Déjà mise en examen dans l’affaire de ses assistants parlementaires lorsqu’elle était eurodéputée, la candidate du Rassemblement national aurait, selon ce rapport, détourné plus de 135 000 euros du Parlement européen.

« Escroquerie », « faux », « abus de confiance », « détournement de fonds publics ». Voici la liste des délits susceptibles d’être reprochés à Marine Le Pen et trois autres anciens eurodéputés FN, dont son père Jean-Marie Le Pen. Une enquête de Mediapart, publiée ce samedi révèle qu’un rapport de l’Office européen de Lutte anti-fraude (Olaf) mettant en cause la candidate à la présidentielle, a été remis à la justice française le 11 mars dernier.

Actuellement « en cours d’analyse » par le parquet de Paris d’après Mediapart, ce rapport reproche à la candidate d’extrême droite d’avoir détourné près de 136 993,99 euros d’argent public du parlement de Strasbourg lorsqu’elle y a siégé en tant que députée entre 2004 et 2017.

Outre la candidate qualifiée au second tour de l’élection présidentielle, le texte siglé « sensible », épingle son père Jean-Marie Le Pen, son ancien compagnon Louis Aliot et Bruno Gollnisch, membre du bureau national du Rassemblement national, ainsi que le groupe parlementaire d’extrême droite Europe des nations et des libertés (ENL). Le montant total des sommes réclamées s’élèverait exactement à 617 379,77 euros.

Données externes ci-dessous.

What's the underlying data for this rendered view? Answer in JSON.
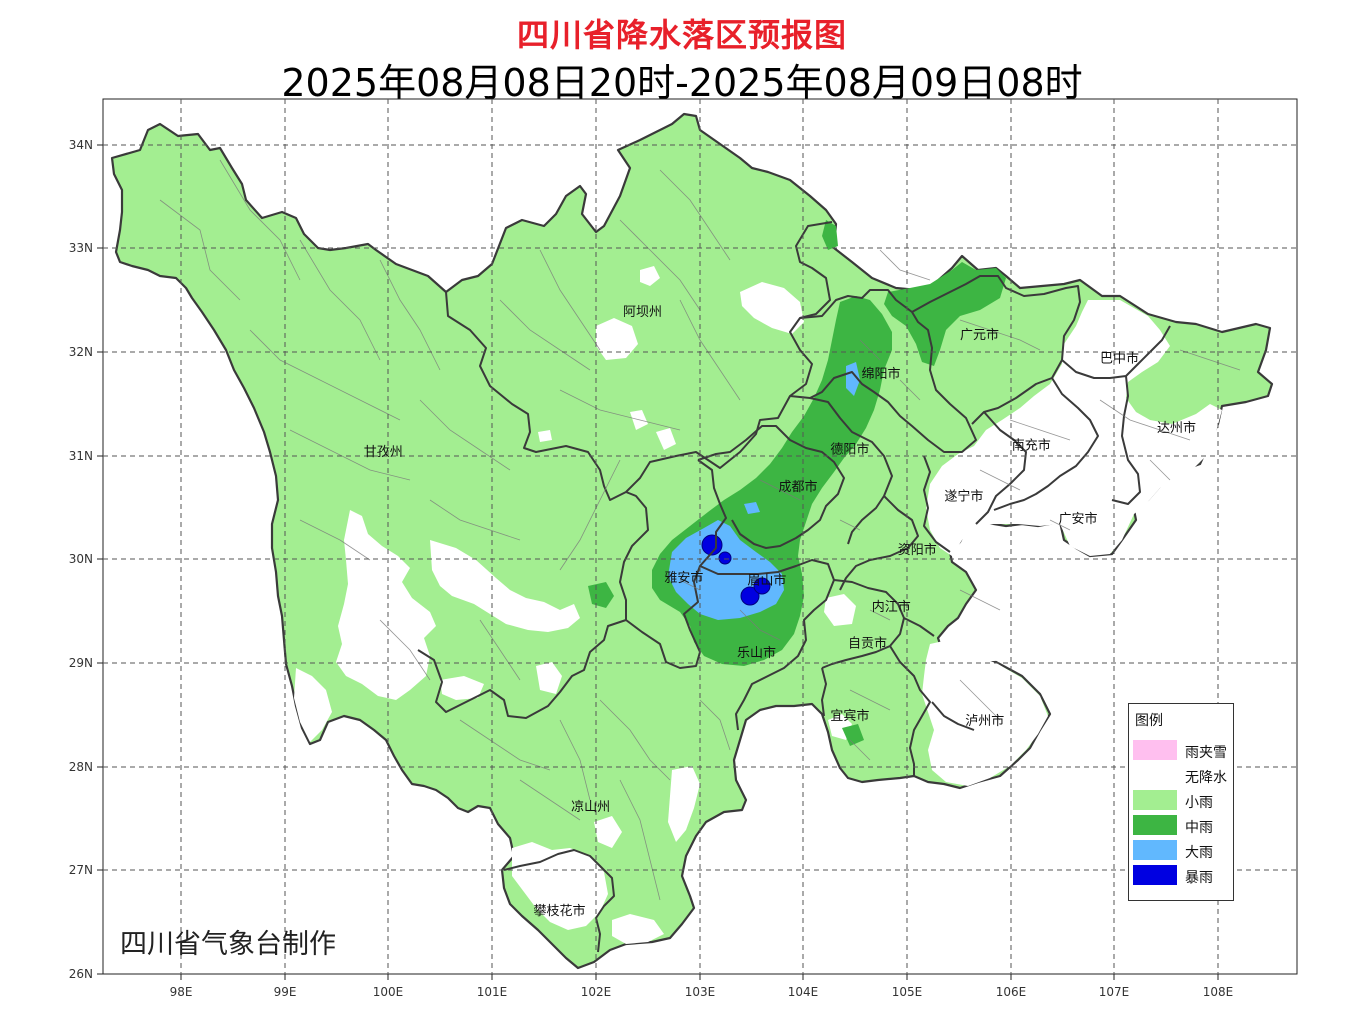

Dans son rapport, l’Olaf indique que les faits mis au jour « sont susceptibles de donner lieu à des poursuites pénales contre les anciens députés (…) pour les agissements frauduleux qu’ils ont commis au détriment du budget de l’Union ».

Épisode édifiant

Mediapart, qui a parcouru le rapport long de 116 pages, relate un épisode édifiant : en 2010, Marine Le Pen aurait demandé le remboursement de près de 5 000 euros de frais d’hôtel et de voyage de treize militants frontistes participant à une réunion intitulée « Les régions et l’Europe face à la crise financière » organisée par le Front national. Mais dans une lettre adressée au Parlement, l’un des participants a affirmé qu’il s’agissait en réalité de préparer l’élection interne pour la présidence du FN.

Afin d’obtenir le remboursement, celle qui était à l’époque députée européenne, aurait accroché un drapeau européen au mur et envoyé des photos au Parlement de Strasbourg, selon cette source. Une fois les photos prises, elle aurait désigné le drapeau et lancé : « Rangez-moi cette merde. » Un récit contesté par Marine Le Pen qui a estimé que ce témoin voulait sans doute « se venger » en envoyant cette lettre.

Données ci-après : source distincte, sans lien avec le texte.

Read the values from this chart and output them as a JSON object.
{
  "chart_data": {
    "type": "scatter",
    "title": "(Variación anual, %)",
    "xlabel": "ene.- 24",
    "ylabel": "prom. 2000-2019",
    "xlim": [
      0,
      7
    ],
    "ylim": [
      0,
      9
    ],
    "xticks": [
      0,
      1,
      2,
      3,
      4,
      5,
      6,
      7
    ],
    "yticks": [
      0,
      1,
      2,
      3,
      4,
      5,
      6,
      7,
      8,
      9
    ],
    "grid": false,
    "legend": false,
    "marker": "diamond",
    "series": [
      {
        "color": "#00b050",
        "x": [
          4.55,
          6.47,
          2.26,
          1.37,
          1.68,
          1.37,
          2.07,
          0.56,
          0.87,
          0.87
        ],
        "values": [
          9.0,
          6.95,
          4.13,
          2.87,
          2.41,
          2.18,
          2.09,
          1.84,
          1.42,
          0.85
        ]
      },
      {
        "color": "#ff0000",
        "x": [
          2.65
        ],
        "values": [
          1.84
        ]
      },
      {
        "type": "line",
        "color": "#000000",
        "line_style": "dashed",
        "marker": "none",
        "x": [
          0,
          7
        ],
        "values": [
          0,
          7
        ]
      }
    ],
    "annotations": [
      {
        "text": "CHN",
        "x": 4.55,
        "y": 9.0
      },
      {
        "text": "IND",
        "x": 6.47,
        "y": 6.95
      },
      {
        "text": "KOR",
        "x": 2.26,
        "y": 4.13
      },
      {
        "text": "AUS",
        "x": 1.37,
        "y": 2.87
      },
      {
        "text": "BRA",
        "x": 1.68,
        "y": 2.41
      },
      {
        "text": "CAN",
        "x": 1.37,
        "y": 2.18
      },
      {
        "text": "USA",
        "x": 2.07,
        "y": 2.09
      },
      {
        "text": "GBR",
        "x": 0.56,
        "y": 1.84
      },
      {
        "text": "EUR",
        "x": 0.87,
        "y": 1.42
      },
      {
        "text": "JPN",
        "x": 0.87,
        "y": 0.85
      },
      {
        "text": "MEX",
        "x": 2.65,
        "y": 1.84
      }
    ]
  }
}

L’avocat de Marine Le Pen, Rodolphe Bosselut, a répondu aux journalistes de Mediapart, pointant du doigt la « coïncidence » de la publication de l’enquête avec « la campagne du second tour des élections présidentielles », affirmant que sa cliente n’a jamais eu accès au rapport de l’Olaf et mettant en cause l’indépendance de cet organisme dépendant de l’Union européenne.

Pour rappel, Marine Le Pen est déjà mise en examen depuis 2018 pour détournement de 339 000 euros de fonds public dans l’affaire de ses assistants parlementaires européens. Elle est en effet soupçonnée d’avoir fait travailler des eurodéputés, normalement au service exclusif du parlement de Strasbourg, pour le compte du Rassemblement national.

En campagne lors de l’élection présidentielle de 2017, Marine Le Pen avait refusé de répondre aux enquêteurs qui tentaient de mettre en lumière cette affaire dénonçant « une instrumentalisation de la justice ».